Dalla terra rossa all’erba (più o meno) verde, in una settimana cambia quasi tutto. Come da tradizione, dopo il Roland Garros 2016 il circuito mondiale del tennis si trasferisce sui campi di centro e nord Europa per la stagione sull’erba. Breve ma intensa: Stoccarda, ‘s-Hertogenbosch, Halle, Nottingham, prima di arrivare al culmine di Wimbledon (per i più irriducibili ci sarà anche uno sconfinamento a luglio a Newport, negli Stati Uniti). Cinque tornei Atp in un mese, i più attesi e i più spettacolari dell’anno. Con i soliti favoriti (anzi, il solito favorito: Novak Djokovic) e tanti spunti d’interesse: il ritorno di Federer, la rivalsa di Murray, la conferma dei giovani emergenti e l’exploit di qualche sorpresa che su questa strana superficie non manca mai.

Dopo Parigi, la posta in palio è chiara: Novak Djokovic si gioca la più grande chance della carriera di conquistare il Grande Slam, eguagliando il primato di Rod Laver che resiste dal 1969. L’unico certo antagonista sarà ancora Murray, che a Londra ha dalla sua il favore del pubblico di casa, ma contro il serbo perde quasi sempre. Poi c’è Federer, che insegue l’ennesimo record di una carriera straordinaria: il 18esimo Slam, l’ottavo Championship, che farebbero di lui il vincitore più anziano dell’era Open. È appena rientrato dall’infortunio a Stoccarda, dove è stato battuto in semifinale da Thiem (che lo aveva già eliminato a Roma): un ritorno discreto , ma evidentemente non è ancora il miglior Federer (e chissà se riuscirà ad esserlo entro fine mese). Continua, invece, la crescita della new generation: Kyrgios è molto adatto all’erba, ora sembra pronto anche Thiem.

L’incognita più grande è soprattutto la superficie: l’erba può incidere sulle partite molto più della terra e del cemento. Per questo il mese di giugno è il più pazzo dell’anno tennistico. Ci sono ottimi giocatori che finiscono ai margini, e carneadi che per qualche settimana diventano campioni.
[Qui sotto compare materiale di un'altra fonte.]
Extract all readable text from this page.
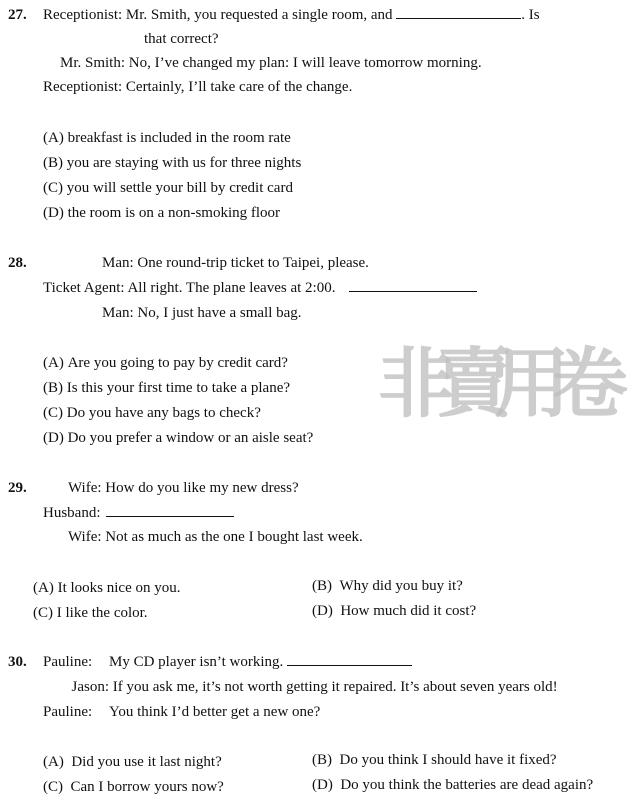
27. Receptionist: Mr. Smith, you requested a single room, and	. Is
that correct?
Mr. Smith: No, I’ve changed my plan: I will leave tomorrow morning.
Receptionist: Certainly, I’ll take care of the change.
(A) breakfast is included in the room rate
(B) you are staying with us for three nights
(C) you will settle your bill by credit card
(D) the room is on a non-smoking floor
28.	Man: One round-trip ticket to Taipei, please.
Ticket Agent: All right. The plane leaves at 2:00.
Man: No, I just have a small bag.
(A) Are you going to pay by credit card?
(B) Is this your first time to take a plane?
(C) Do you have any bags to check?
(D) Do you prefer a window or an aisle seat?
非
賣
用
卷
29.	Wife: How do you like my new dress?
Husband:
Wife: Not as much as the one I bought last week.
(A) It looks nice on you.	(B) Why did you buy it?
(C) I like the color.	(D) How much did it cost?
30. Pauline: My CD player isn’t working.
Jason: If you ask me, it’s not worth getting it repaired. It’s about seven years old!
Pauline: You think I’d better get a new one?
(A) Did you use it last night?	(B) Do you think I should have it fixed?
(C) Can I borrow yours now?	(D) Do you think the batteries are dead again?
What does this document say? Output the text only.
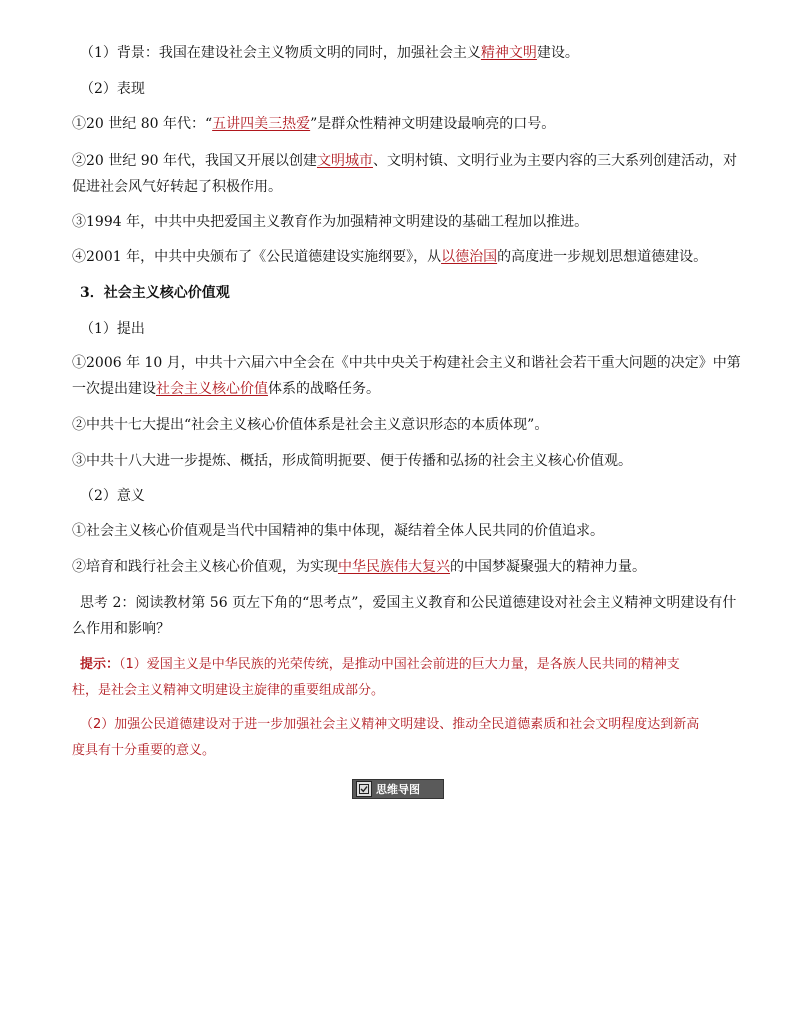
（1）背景：我国在建设社会主义物质文明的同时，加强社会主义精神文明建设。
（2）表现
①20 世纪 80 年代：“五讲四美三热爱”是群众性精神文明建设最响亮的口号。
②20 世纪 90 年代，我国又开展以创建文明城市、文明村镇、文明行业为主要内容的三大系列创建活动，对
促进社会风气好转起了积极作用。
③1994 年，中共中央把爱国主义教育作为加强精神文明建设的基础工程加以推进。
④2001 年，中共中央颁布了《公民道德建设实施纲要》，从以德治国的高度进一步规划思想道德建设。
3．社会主义核心价值观
（1）提出
①2006 年 10 月，中共十六届六中全会在《中共中央关于构建社会主义和谐社会若干重大问题的决定》中第
一次提出建设社会主义核心价值体系的战略任务。
②中共十七大提出“社会主义核心价值体系是社会主义意识形态的本质体现”。
③中共十八大进一步提炼、概括，形成简明扼要、便于传播和弘扬的社会主义核心价值观。
（2）意义
①社会主义核心价值观是当代中国精神的集中体现，凝结着全体人民共同的价值追求。
②培育和践行社会主义核心价值观，为实现中华民族伟大复兴的中国梦凝聚强大的精神力量。
思考 2：阅读教材第 56 页左下角的“思考点”，爱国主义教育和公民道德建设对社会主义精神文明建设有什
么作用和影响？
提示：（1）爱国主义是中华民族的光荣传统，是推动中国社会前进的巨大力量，是各族人民共同的精神支
柱，是社会主义精神文明建设主旋律的重要组成部分。
（2）加强公民道德建设对于进一步加强社会主义精神文明建设、推动全民道德素质和社会文明程度达到新高
度具有十分重要的意义。
思维导图
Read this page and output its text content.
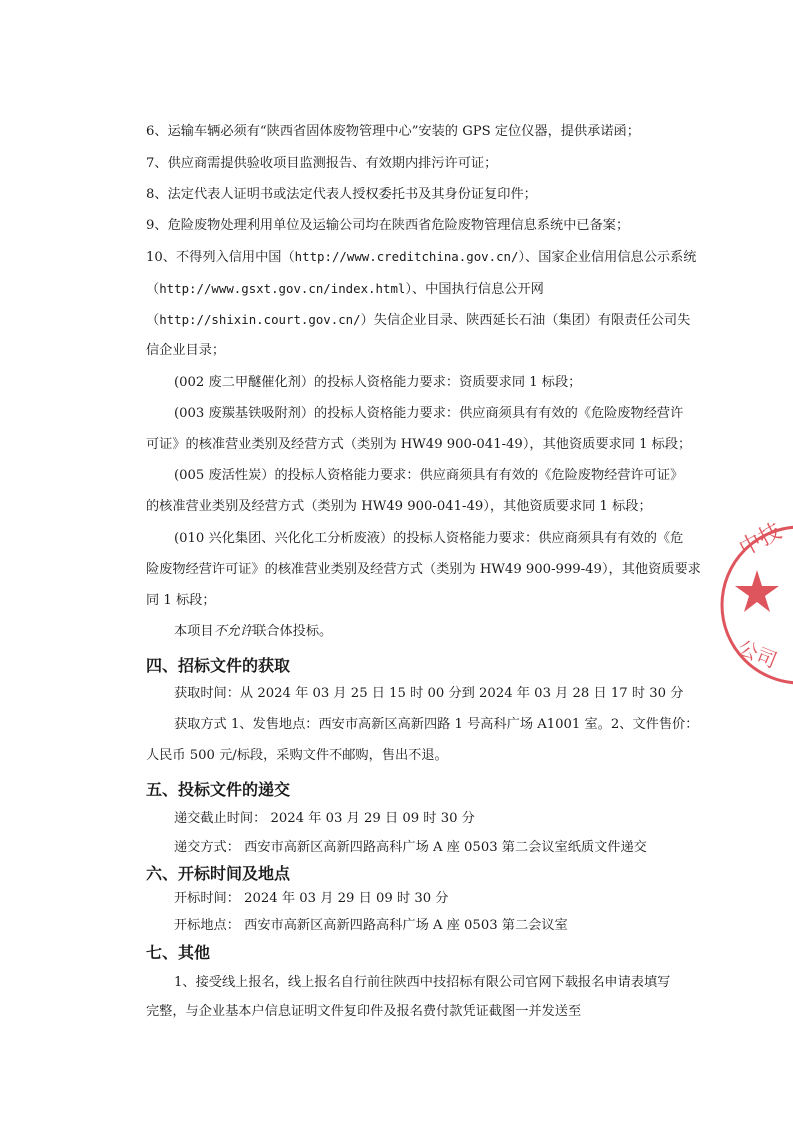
6、运输车辆必须有“陕西省固体废物管理中心”安装的 GPS 定位仪器，提供承诺函；
7、供应商需提供验收项目监测报告、有效期内排污许可证；
8、法定代表人证明书或法定代表人授权委托书及其身份证复印件；
9、危险废物处理利用单位及运输公司均在陕西省危险废物管理信息系统中已备案；
10、不得列入信用中国（http://www.creditchina.gov.cn/）、国家企业信用信息公示系统
（http://www.gsxt.gov.cn/index.html）、中国执行信息公开网
（http://shixin.court.gov.cn/）失信企业目录、陕西延长石油（集团）有限责任公司失
信企业目录；
(002 废二甲醚催化剂）的投标人资格能力要求：资质要求同 1 标段；
(003 废羰基铁吸附剂）的投标人资格能力要求：供应商须具有有效的《危险废物经营许
可证》的核准营业类别及经营方式（类别为 HW49 900-041-49），其他资质要求同 1 标段；
(005 废活性炭）的投标人资格能力要求：供应商须具有有效的《危险废物经营许可证》
的核准营业类别及经营方式（类别为 HW49 900-041-49），其他资质要求同 1 标段；
(010 兴化集团、兴化化工分析废液）的投标人资格能力要求：供应商须具有有效的《危
险废物经营许可证》的核准营业类别及经营方式（类别为 HW49 900-999-49），其他资质要求
同 1 标段；
本项目不允许联合体投标。
四、招标文件的获取
获取时间：从 2024 年 03 月 25 日 15 时 00 分到 2024 年 03 月 28 日 17 时 30 分
获取方式 1、发售地点：西安市高新区高新四路 1 号高科广场 A1001 室。2、文件售价：
人民币 500 元/标段，采购文件不邮购，售出不退。
五、投标文件的递交
递交截止时间： 2024 年 03 月 29 日 09 时 30 分
递交方式： 西安市高新区高新四路高科广场 A 座 0503 第二会议室纸质文件递交
六、开标时间及地点
开标时间： 2024 年 03 月 29 日 09 时 30 分
开标地点： 西安市高新区高新四路高科广场 A 座 0503 第二会议室
七、其他
1、接受线上报名，线上报名自行前往陕西中技招标有限公司官网下载报名申请表填写
完整，与企业基本户信息证明文件复印件及报名费付款凭证截图一并发送至
中技
公司
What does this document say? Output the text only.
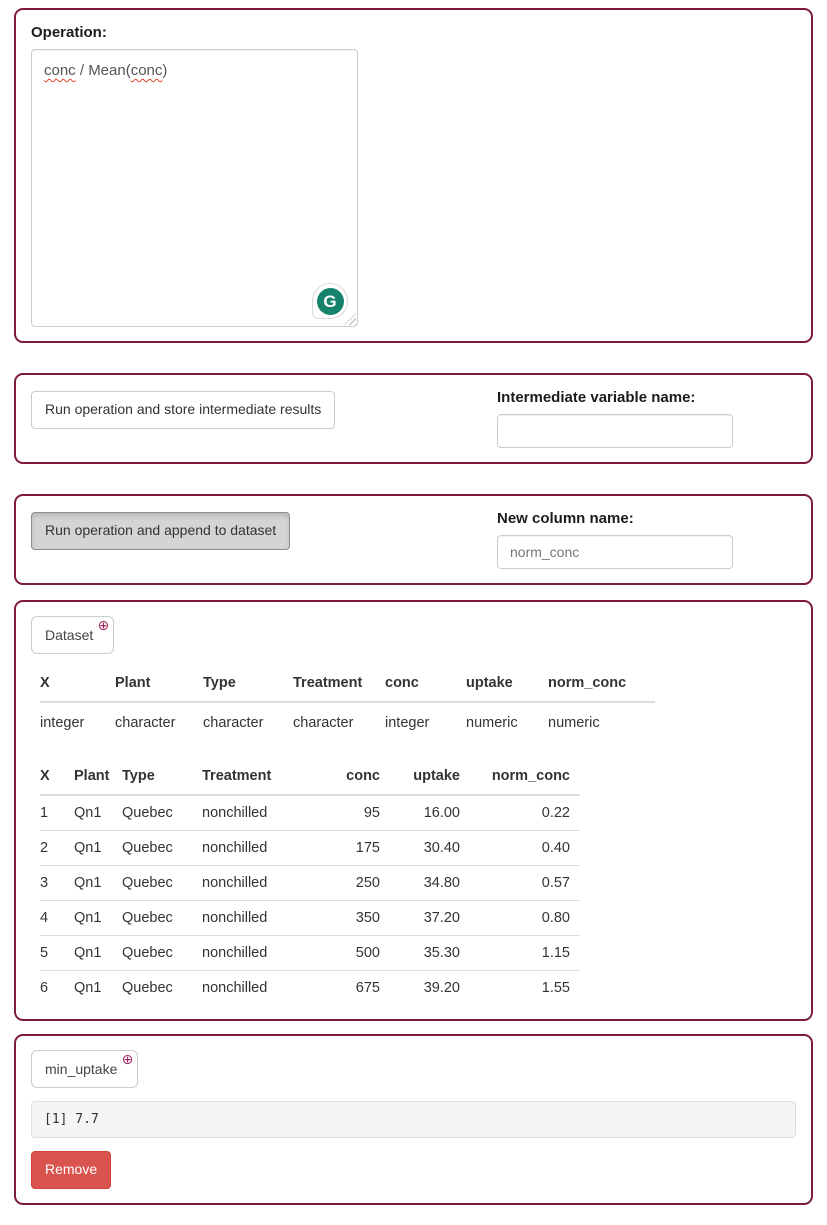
Operation:
conc / Mean(conc)
G
Run operation and store intermediate results
Intermediate variable name:
Run operation and append to dataset
New column name:
norm_conc
Dataset
⊕
X	Plant	Type	Treatment	conc	uptake	norm_conc
integer	character	character	character	integer	numeric	numeric
X	Plant	Type	Treatment	conc	uptake	norm_conc
1	Qn1	Quebec	nonchilled	95	16.00	0.22
2	Qn1	Quebec	nonchilled	175	30.40	0.40
3	Qn1	Quebec	nonchilled	250	34.80	0.57
4	Qn1	Quebec	nonchilled	350	37.20	0.80
5	Qn1	Quebec	nonchilled	500	35.30	1.15
6	Qn1	Quebec	nonchilled	675	39.20	1.55
min_uptake
⊕
[1] 7.7
Remove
I tornei che lo precedono e poi Wimbledon riservano sempre delle sorprese, specie ai primi turni dove l’erba è più alta. Djokovic deve ancora fare il suo esordio stagionale: nei primi anni della sua carriera era a disagio sul prato, poi è diventato padrone anche qui come dimostrano le ultime due vittorie di fila a Wimbledon. Ma forse più che da Murray e Federer (e Gasquet, semifinalista nel 2015), dovrà guardarsi da qualche incrocio pericoloso ad inizio tabellone: Anderson, Kohlschreiber, Karlovic, Muller, Groth, Mahut, Brown, Stakhovsky qualche nome da tenere d’occhio.

Chi non ci sarà di sicuro, invece, è l’Italia: gli azzurri, terraioli per tradizione, da sempre scompaiono dai radar quando comincia la stagione sull’erba. Fognini è fermo dopo il flop di Parigi (sabato 11 giugno si è sposato con Flavia Pennetta, potrebbe rientrare direttamente a luglio), i vari Lorenzi, Cecchinato e Bolelli sul prato sono come dei pesci fuor d’acqua. L’unico a cavarsela è Andreas Seppi (che non a caso sull’erba di Eastbourne ha vinto il suo primo titolo Atp nel 2011), ma non pare in gran forma: a Stoccarda è stato battuto al primo turno dal francese Mannarino. D’altra parte, anche la più congeniale stagione sulla terra quest’anno è stata un disastro. Se non altro, la differenza si noterà appena.